India's consumption growth is driven by non-food items where inequality is sharpest. Top decile's mean MPCE is 6× the bottom decile in urban areas (4.5× in rural).
| Policy Change | Salient Features | Potential Concerns |
|---|---|---|
| VB-GRAM G Act, 2025 | Replaces MGNREGA; increases guaranteed work 100→125 days; focuses on durable asset creation. | May exclude those who rely on manual unskilled work if focus shifts purely to asset-linked infrastructure. |
| New Labour Codes | Consolidates 29 laws into 4; universalises minimum wages; mandates social security for unorganised workers. | Fears of increased informalization; power balance may tilt toward employers in industrial relations. |
| Class-Based Growth | Post-1991 reforms favoured urban owners, managers, professionals. | Informal workers, small farmers, agricultural labourers lagging — creating "between-class" inequality. |
- Survey Limitations: 13% of the richest 10% hold BPL cards — indicating leakage in welfare targeting and unreliable baseline data.
- Within-Decile vs.

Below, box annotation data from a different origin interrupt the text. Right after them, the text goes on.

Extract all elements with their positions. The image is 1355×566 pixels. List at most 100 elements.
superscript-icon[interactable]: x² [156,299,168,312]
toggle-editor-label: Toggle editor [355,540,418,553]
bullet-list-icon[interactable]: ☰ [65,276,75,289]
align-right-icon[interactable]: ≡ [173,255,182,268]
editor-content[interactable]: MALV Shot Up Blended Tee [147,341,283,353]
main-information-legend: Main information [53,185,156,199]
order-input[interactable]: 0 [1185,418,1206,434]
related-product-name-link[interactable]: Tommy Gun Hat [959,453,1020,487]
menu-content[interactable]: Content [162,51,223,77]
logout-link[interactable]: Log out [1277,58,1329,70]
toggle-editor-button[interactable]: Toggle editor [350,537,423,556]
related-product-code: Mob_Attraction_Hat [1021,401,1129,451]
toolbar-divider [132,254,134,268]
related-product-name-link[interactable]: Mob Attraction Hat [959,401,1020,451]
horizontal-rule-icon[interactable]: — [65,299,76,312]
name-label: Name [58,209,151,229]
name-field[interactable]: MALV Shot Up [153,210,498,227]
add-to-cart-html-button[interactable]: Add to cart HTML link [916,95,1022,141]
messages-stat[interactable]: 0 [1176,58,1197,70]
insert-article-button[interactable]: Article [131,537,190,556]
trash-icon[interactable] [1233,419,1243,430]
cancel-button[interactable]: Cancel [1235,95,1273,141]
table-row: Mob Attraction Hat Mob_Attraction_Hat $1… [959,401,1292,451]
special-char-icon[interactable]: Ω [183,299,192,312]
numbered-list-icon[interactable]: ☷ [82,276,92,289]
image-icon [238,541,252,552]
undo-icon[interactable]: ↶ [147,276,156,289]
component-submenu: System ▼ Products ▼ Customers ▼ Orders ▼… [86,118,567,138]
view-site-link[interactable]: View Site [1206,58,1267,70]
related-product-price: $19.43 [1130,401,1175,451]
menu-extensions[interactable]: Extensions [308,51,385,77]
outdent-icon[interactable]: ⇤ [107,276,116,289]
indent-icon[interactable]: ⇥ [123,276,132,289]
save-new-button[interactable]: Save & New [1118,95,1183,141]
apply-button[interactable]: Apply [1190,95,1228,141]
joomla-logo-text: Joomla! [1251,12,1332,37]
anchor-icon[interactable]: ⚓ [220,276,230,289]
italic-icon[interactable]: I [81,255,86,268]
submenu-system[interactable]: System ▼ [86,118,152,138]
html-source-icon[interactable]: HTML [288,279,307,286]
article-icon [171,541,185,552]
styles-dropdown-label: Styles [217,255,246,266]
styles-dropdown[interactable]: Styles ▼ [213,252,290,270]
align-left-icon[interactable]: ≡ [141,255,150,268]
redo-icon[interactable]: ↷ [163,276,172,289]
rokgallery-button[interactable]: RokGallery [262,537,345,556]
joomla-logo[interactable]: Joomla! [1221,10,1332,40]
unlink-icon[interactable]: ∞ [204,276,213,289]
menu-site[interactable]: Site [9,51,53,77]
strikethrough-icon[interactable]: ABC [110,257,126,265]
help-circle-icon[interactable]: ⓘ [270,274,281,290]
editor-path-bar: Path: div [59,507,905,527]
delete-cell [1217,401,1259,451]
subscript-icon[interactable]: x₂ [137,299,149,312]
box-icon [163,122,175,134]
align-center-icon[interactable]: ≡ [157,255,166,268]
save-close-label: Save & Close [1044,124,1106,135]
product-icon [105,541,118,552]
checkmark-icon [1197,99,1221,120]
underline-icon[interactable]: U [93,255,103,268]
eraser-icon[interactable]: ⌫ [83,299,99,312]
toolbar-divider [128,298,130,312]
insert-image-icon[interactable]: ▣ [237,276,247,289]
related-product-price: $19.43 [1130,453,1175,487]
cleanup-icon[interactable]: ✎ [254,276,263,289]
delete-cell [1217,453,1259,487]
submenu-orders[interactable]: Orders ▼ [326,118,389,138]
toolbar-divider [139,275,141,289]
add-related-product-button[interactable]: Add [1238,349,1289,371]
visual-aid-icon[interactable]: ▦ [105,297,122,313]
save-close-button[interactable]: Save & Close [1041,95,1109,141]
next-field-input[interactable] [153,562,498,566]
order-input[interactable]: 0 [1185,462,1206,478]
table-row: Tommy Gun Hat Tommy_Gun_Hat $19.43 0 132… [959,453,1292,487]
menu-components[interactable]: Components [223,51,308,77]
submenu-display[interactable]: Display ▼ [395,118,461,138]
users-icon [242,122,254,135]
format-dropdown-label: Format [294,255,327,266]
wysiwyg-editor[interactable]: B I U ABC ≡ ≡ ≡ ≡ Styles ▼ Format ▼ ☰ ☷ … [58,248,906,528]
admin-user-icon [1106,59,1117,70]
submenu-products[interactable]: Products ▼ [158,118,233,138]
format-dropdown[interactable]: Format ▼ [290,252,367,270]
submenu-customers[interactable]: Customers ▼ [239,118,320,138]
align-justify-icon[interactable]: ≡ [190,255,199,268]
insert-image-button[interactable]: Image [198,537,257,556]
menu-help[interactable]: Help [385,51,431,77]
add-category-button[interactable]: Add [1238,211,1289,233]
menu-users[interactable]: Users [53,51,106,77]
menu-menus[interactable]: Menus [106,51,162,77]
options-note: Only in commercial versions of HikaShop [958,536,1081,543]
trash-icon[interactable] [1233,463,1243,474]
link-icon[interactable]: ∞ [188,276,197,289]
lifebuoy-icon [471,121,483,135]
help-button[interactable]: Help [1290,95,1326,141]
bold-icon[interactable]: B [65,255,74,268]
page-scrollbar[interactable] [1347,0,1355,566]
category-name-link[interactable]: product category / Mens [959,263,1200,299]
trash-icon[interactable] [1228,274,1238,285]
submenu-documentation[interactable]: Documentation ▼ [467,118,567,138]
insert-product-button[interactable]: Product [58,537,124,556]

Between-Decile: In urban India, within-decile and between-decile inequalities account for 33% and 67% of food expenditure inequality respectively — the urban "class" divide is structural.
- Debt-Led Consumption: A large share of Indians remains engaged in debt-led consumption — the "boom" may not reflect genuine income growth for the informal masses.
- For "Viksit Bharat @2047," addressing the stagnation of the bottom 50% is as important as GDP growth rates.
- Welfare policies premised on the assumption of declining inequality risk being regressive — targeting must be sharpened through granular, disaggregated data.
- The growth-class-inequality nexus demands policies sensitive to caste, gender, and rural-urban dimensions — not just aggregate income metrics.